My customer information then would record only the zip code (PKZipID). And I could then use queries for the state, city, and zip information for forms, reports, etc.

Or is this beyond overkill?

ANSWER:

 By strict normalization theory, having City, State, and Zip in the same table violates the 3rd Normal Form because there are functional dependencies between those fields. However, functional dependencies are not all the same. There are strong dependencies and weak dependencies.

A strong dependency is one in which the value of a dependent field MUST be changed if another field is changed. For instance, suppose I have Quantity, Price, and ExtendedPrice, where ExtendedPrice is a calculation of the other two. If I change either Quantity or Price, the ExtendedPrice MUST be changed.

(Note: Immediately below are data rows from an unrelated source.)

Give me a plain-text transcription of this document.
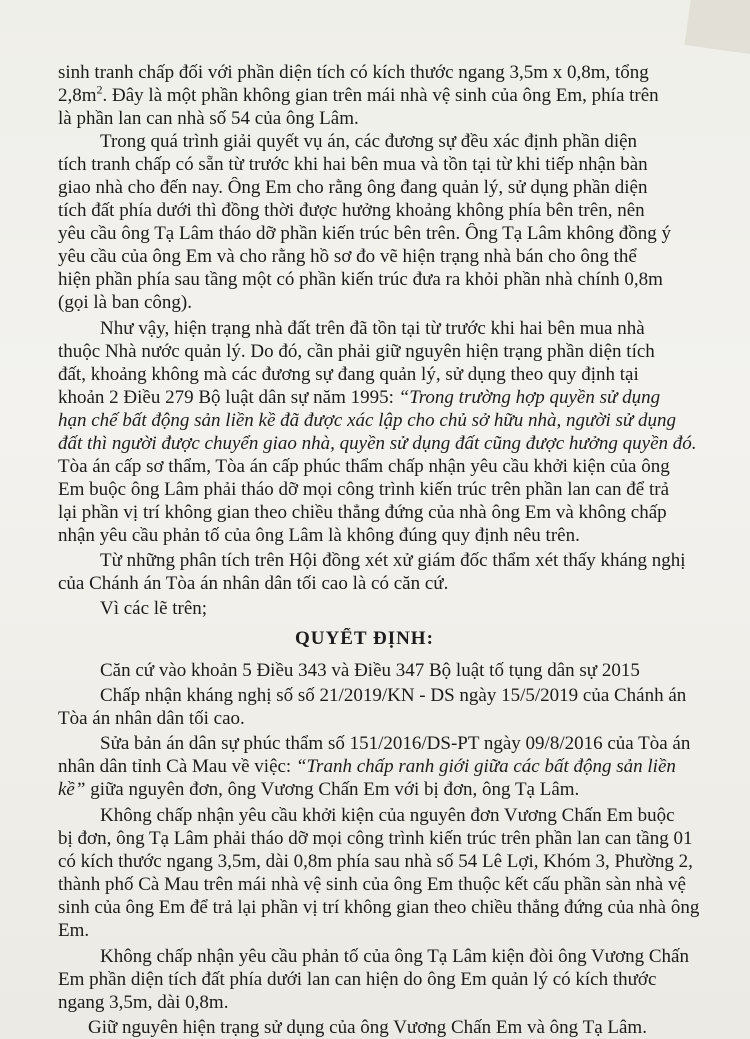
sinh tranh chấp đối với phần diện tích có kích thước ngang 3,5m x 0,8m, tổng
$2,8m^2$. Đây là một phần không gian trên mái nhà vệ sinh của ông Em, phía trên
là phần lan can nhà số 54 của ông Lâm.
Trong quá trình giải quyết vụ án, các đương sự đều xác định phần diện
tích tranh chấp có sẵn từ trước khi hai bên mua và tồn tại từ khi tiếp nhận bàn
giao nhà cho đến nay. Ông Em cho rằng ông đang quản lý, sử dụng phần diện
tích đất phía dưới thì đồng thời được hưởng khoảng không phía bên trên, nên
yêu cầu ông Tạ Lâm tháo dỡ phần kiến trúc bên trên. Ông Tạ Lâm không đồng ý
yêu cầu của ông Em và cho rằng hồ sơ đo vẽ hiện trạng nhà bán cho ông thể
hiện phần phía sau tầng một có phần kiến trúc đưa ra khỏi phần nhà chính 0,8m
(gọi là ban công).
Như vậy, hiện trạng nhà đất trên đã tồn tại từ trước khi hai bên mua nhà
thuộc Nhà nước quản lý. Do đó, cần phải giữ nguyên hiện trạng phần diện tích
đất, khoảng không mà các đương sự đang quản lý, sử dụng theo quy định tại
khoản 2 Điều 279 Bộ luật dân sự năm 1995: “Trong trường hợp quyền sử dụng
hạn chế bất động sản liền kề đã được xác lập cho chủ sở hữu nhà, người sử dụng
đất thì người được chuyển giao nhà, quyền sử dụng đất cũng được hưởng quyền đó.
Tòa án cấp sơ thẩm, Tòa án cấp phúc thẩm chấp nhận yêu cầu khởi kiện của ông
Em buộc ông Lâm phải tháo dỡ mọi công trình kiến trúc trên phần lan can để trả
lại phần vị trí không gian theo chiều thẳng đứng của nhà ông Em và không chấp
nhận yêu cầu phản tố của ông Lâm là không đúng quy định nêu trên.
Từ những phân tích trên Hội đồng xét xử giám đốc thẩm xét thấy kháng nghị
của Chánh án Tòa án nhân dân tối cao là có căn cứ.
Vì các lẽ trên;
QUYẾT ĐỊNH:
Căn cứ vào khoản 5 Điều 343 và Điều 347 Bộ luật tố tụng dân sự 2015
Chấp nhận kháng nghị số số 21/2019/KN - DS ngày 15/5/2019 của Chánh án
Tòa án nhân dân tối cao.
Sửa bản án dân sự phúc thẩm số 151/2016/DS-PT ngày 09/8/2016 của Tòa án
nhân dân tỉnh Cà Mau về việc: “Tranh chấp ranh giới giữa các bất động sản liền
kề” giữa nguyên đơn, ông Vương Chấn Em với bị đơn, ông Tạ Lâm.
Không chấp nhận yêu cầu khởi kiện của nguyên đơn Vương Chấn Em buộc
bị đơn, ông Tạ Lâm phải tháo dỡ mọi công trình kiến trúc trên phần lan can tầng 01
có kích thước ngang 3,5m, dài 0,8m phía sau nhà số 54 Lê Lợi, Khóm 3, Phường 2,
thành phố Cà Mau trên mái nhà vệ sinh của ông Em thuộc kết cấu phần sàn nhà vệ
sinh của ông Em để trả lại phần vị trí không gian theo chiều thẳng đứng của nhà ông
Em.
Không chấp nhận yêu cầu phản tố của ông Tạ Lâm kiện đòi ông Vương Chấn
Em phần diện tích đất phía dưới lan can hiện do ông Em quản lý có kích thước
ngang 3,5m, dài 0,8m.
Giữ nguyên hiện trạng sử dụng của ông Vương Chấn Em và ông Tạ Lâm.
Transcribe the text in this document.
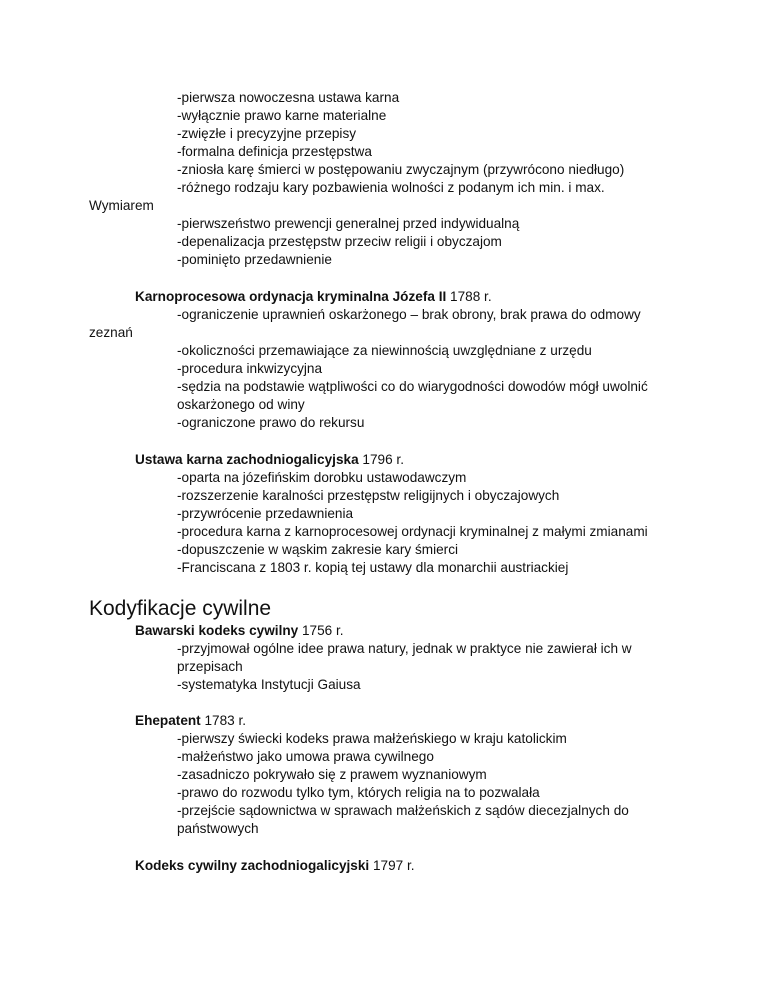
-pierwsza nowoczesna ustawa karna
-wyłącznie prawo karne materialne
-zwięzłe i precyzyjne przepisy
-formalna definicja przestępstwa
-zniosła karę śmierci w postępowaniu zwyczajnym (przywrócono niedługo)
-różnego rodzaju kary pozbawienia wolności z podanym ich min. i max.
Wymiarem
-pierwszeństwo prewencji generalnej przed indywidualną
-depenalizacja przestępstw przeciw religii i obyczajom
-pominięto przedawnienie
Karnoprocesowa ordynacja kryminalna Józefa II 1788 r.
-ograniczenie uprawnień oskarżonego – brak obrony, brak prawa do odmowy
zeznań
-okoliczności przemawiające za niewinnością uwzględniane z urzędu
-procedura inkwizycyjna
-sędzia na podstawie wątpliwości co do wiarygodności dowodów mógł uwolnić
oskarżonego od winy
-ograniczone prawo do rekursu
Ustawa karna zachodniogalicyjska 1796 r.
-oparta na józefińskim dorobku ustawodawczym
-rozszerzenie karalności przestępstw religijnych i obyczajowych
-przywrócenie przedawnienia
-procedura karna z karnoprocesowej ordynacji kryminalnej z małymi zmianami
-dopuszczenie w wąskim zakresie kary śmierci
-Franciscana z 1803 r. kopią tej ustawy dla monarchii austriackiej
Kodyfikacje cywilne
Bawarski kodeks cywilny 1756 r.
-przyjmował ogólne idee prawa natury, jednak w praktyce nie zawierał ich w
przepisach
-systematyka Instytucji Gaiusa
Ehepatent 1783 r.
-pierwszy świecki kodeks prawa małżeńskiego w kraju katolickim
-małżeństwo jako umowa prawa cywilnego
-zasadniczo pokrywało się z prawem wyznaniowym
-prawo do rozwodu tylko tym, których religia na to pozwalała
-przejście sądownictwa w sprawach małżeńskich z sądów diecezjalnych do
państwowych
Kodeks cywilny zachodniogalicyjski 1797 r.
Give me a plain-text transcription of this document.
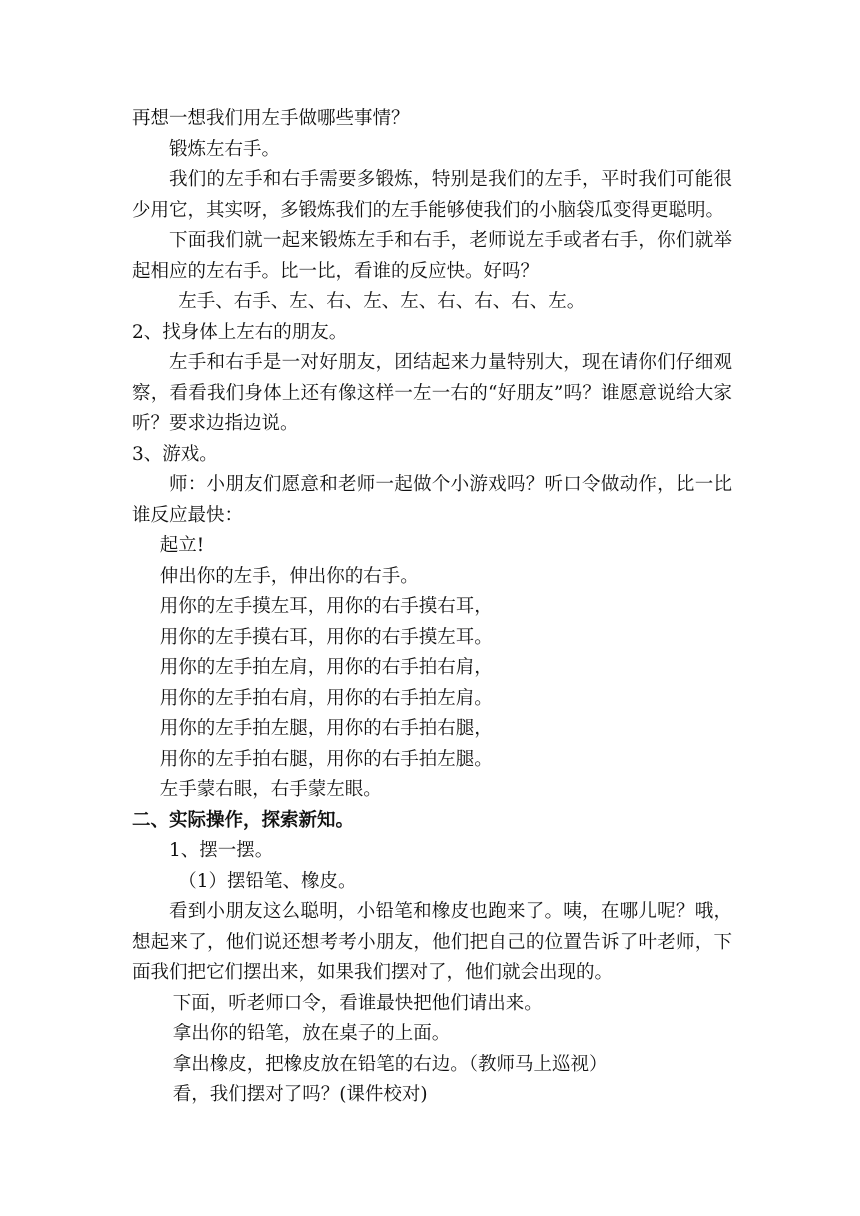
再想一想我们用左手做哪些事情？

锻炼左右手。

我们的左手和右手需要多锻炼，特别是我们的左手，平时我们可能很少用它，其实呀，多锻炼我们的左手能够使我们的小脑袋瓜变得更聪明。

下面我们就一起来锻炼左手和右手，老师说左手或者右手，你们就举起相应的左右手。比一比，看谁的反应快。好吗？

左手、右手、左、右、左、左、右、右、右、左。

2、找身体上左右的朋友。

左手和右手是一对好朋友，团结起来力量特别大，现在请你们仔细观察，看看我们身体上还有像这样一左一右的“好朋友”吗？谁愿意说给大家听？要求边指边说。

3、游戏。

师：小朋友们愿意和老师一起做个小游戏吗？听口令做动作，比一比谁反应最快：

起立!

伸出你的左手，伸出你的右手。

用你的左手摸左耳，用你的右手摸右耳，

用你的左手摸右耳，用你的右手摸左耳。

用你的左手拍左肩，用你的右手拍右肩，

用你的左手拍右肩，用你的右手拍左肩。

用你的左手拍左腿，用你的右手拍右腿，

用你的左手拍右腿，用你的右手拍左腿。

左手蒙右眼，右手蒙左眼。

二、实际操作，探索新知。

1、摆一摆。

（1）摆铅笔、橡皮。

看到小朋友这么聪明，小铅笔和橡皮也跑来了。咦，在哪儿呢？哦，想起来了，他们说还想考考小朋友，他们把自己的位置告诉了叶老师，下面我们把它们摆出来，如果我们摆对了，他们就会出现的。

下面，听老师口令，看谁最快把他们请出来。

拿出你的铅笔，放在桌子的上面。

拿出橡皮，把橡皮放在铅笔的右边。（教师马上巡视）

看，我们摆对了吗？(课件校对)
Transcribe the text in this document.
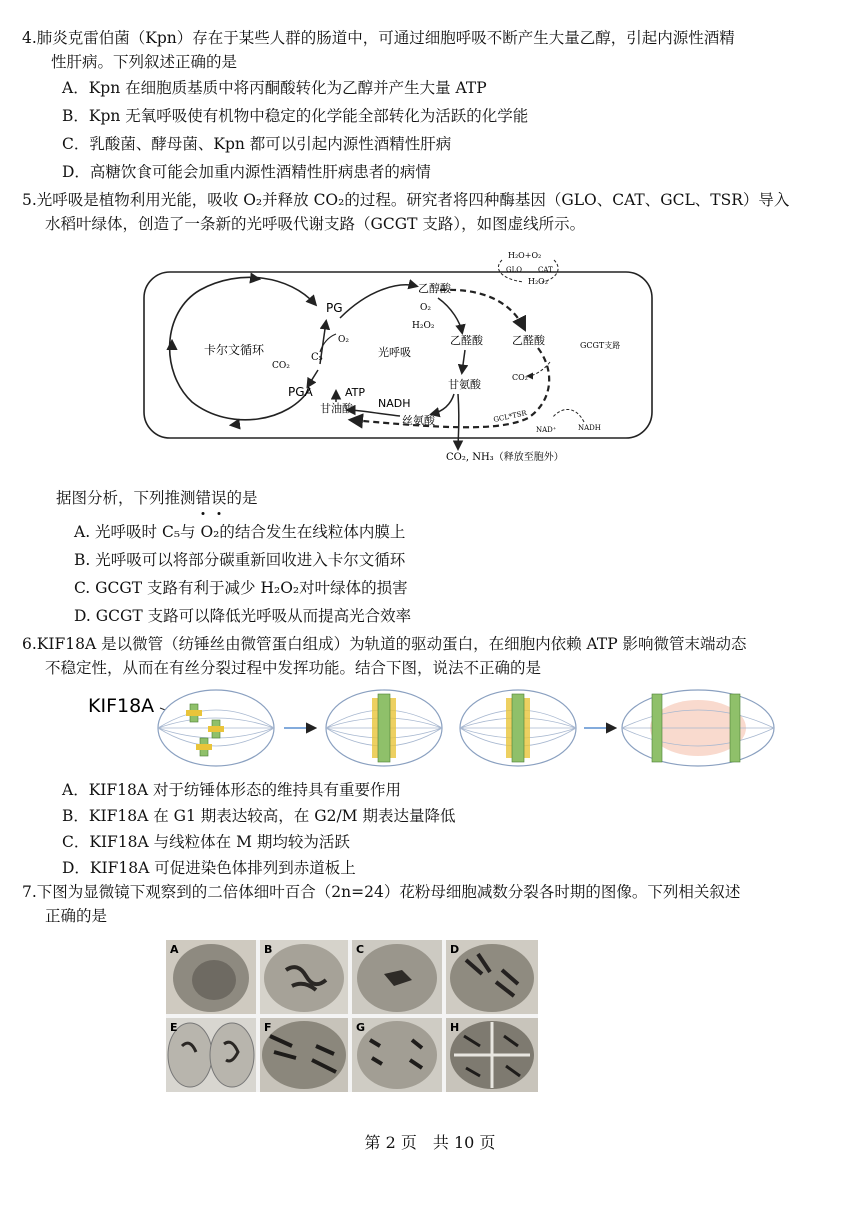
4.肺炎克雷伯菌（Kpn）存在于某些人群的肠道中，可通过细胞呼吸不断产生大量乙醇，引起内源性酒精

性肝病。下列叙述正确的是

A．Kpn 在细胞质基质中将丙酮酸转化为乙醇并产生大量 ATP
B．Kpn 无氧呼吸使有机物中稳定的化学能全部转化为活跃的化学能
C．乳酸菌、酵母菌、Kpn 都可以引起内源性酒精性肝病
D．高糖饮食可能会加重内源性酒精性肝病患者的病情

5.光呼吸是植物利用光能，吸收 O₂并释放 CO₂的过程。研究者将四种酶基因（GLO、CAT、GCL、TSR）导入

水稻叶绿体，创造了一条新的光呼吸代谢支路（GCGT 支路），如图虚线所示。

卡尔文循环
PG
O₂
C₅
CO₂
PGA	ATP
甘油酸 NADH
丝氨酸
甘氨酸
光呼吸
乙醇酸
O₂
H₂O₂
乙醛酸	乙醛酸
H₂O+O₂
GLO CAT
H₂O₂
GCGT支路
CO₂
GCL*TSR
NAD⁺	NADH
CO₂, NH₃（释放至胞外）
据图分析，下列推测错误的是
A. 光呼吸时 C₅与 O₂的结合发生在线粒体内膜上
B. 光呼吸可以将部分碳重新回收进入卡尔文循环
C. GCGT 支路有利于减少 H₂O₂对叶绿体的损害
D. GCGT 支路可以降低光呼吸从而提高光合效率

6.KIF18A 是以微管（纺锤丝由微管蛋白组成）为轨道的驱动蛋白，在细胞内依赖 ATP 影响微管末端动态

不稳定性，从而在有丝分裂过程中发挥功能。结合下图，说法不正确的是

KIF18A
A．KIF18A 对于纺锤体形态的维持具有重要作用
B．KIF18A 在 G1 期表达较高，在 G2/M 期表达量降低
C．KIF18A 与线粒体在 M 期均较为活跃
D．KIF18A 可促进染色体排列到赤道板上

7.下图为显微镜下观察到的二倍体细叶百合（2n=24）花粉母细胞减数分裂各时期的图像。下列相关叙述

正确的是

A	B	C	D
E	F	G	H
第 2 页　共 10 页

A weak dependency is one in which the value of a dependent field MAY be changed if another field is changed. City, State, and Zip are examples of weak dependencies. If I change a person's city, I may not have to change their state. They may have moved within the same state. Likewise, if I change the state, I may not have to change the city. There is, after all, a Grand Rapids, Michigan and Grand Rapids, Minnesota. The relationship between city and zip is even more complicated.

Now, it is possible to represent these fields in a fully normalized fashion, but I contend that it is more trouble for very little gain. There are two main reasons for normalizing data: minimize redundant data and maximize data integrity. Both of these can be achieved by using lookup tables for City and State without trying to represent the relationship between the two. A zip code could be mis-typed, of course, but it could also be mis-selected from a list, so to my mind there's no real reason to have a lookup table.

If you did normalize these fields, you could have a selection process that would present all possible combinations of values if you selected the City. For instance, if you had a combo box for City, you could have cascading combo boxes to select only the appropriate States and Zip codes. But it would be just as easy to mis-select the right value from this list as it would be to mis-select from independent lookup tables. And, of course, you'd have to create and maintain these relationships.

Therefore, normalizing City, State, and Zip adds a complication to your data model for very little gain, and in my opinion, is a good example of when to denormalize.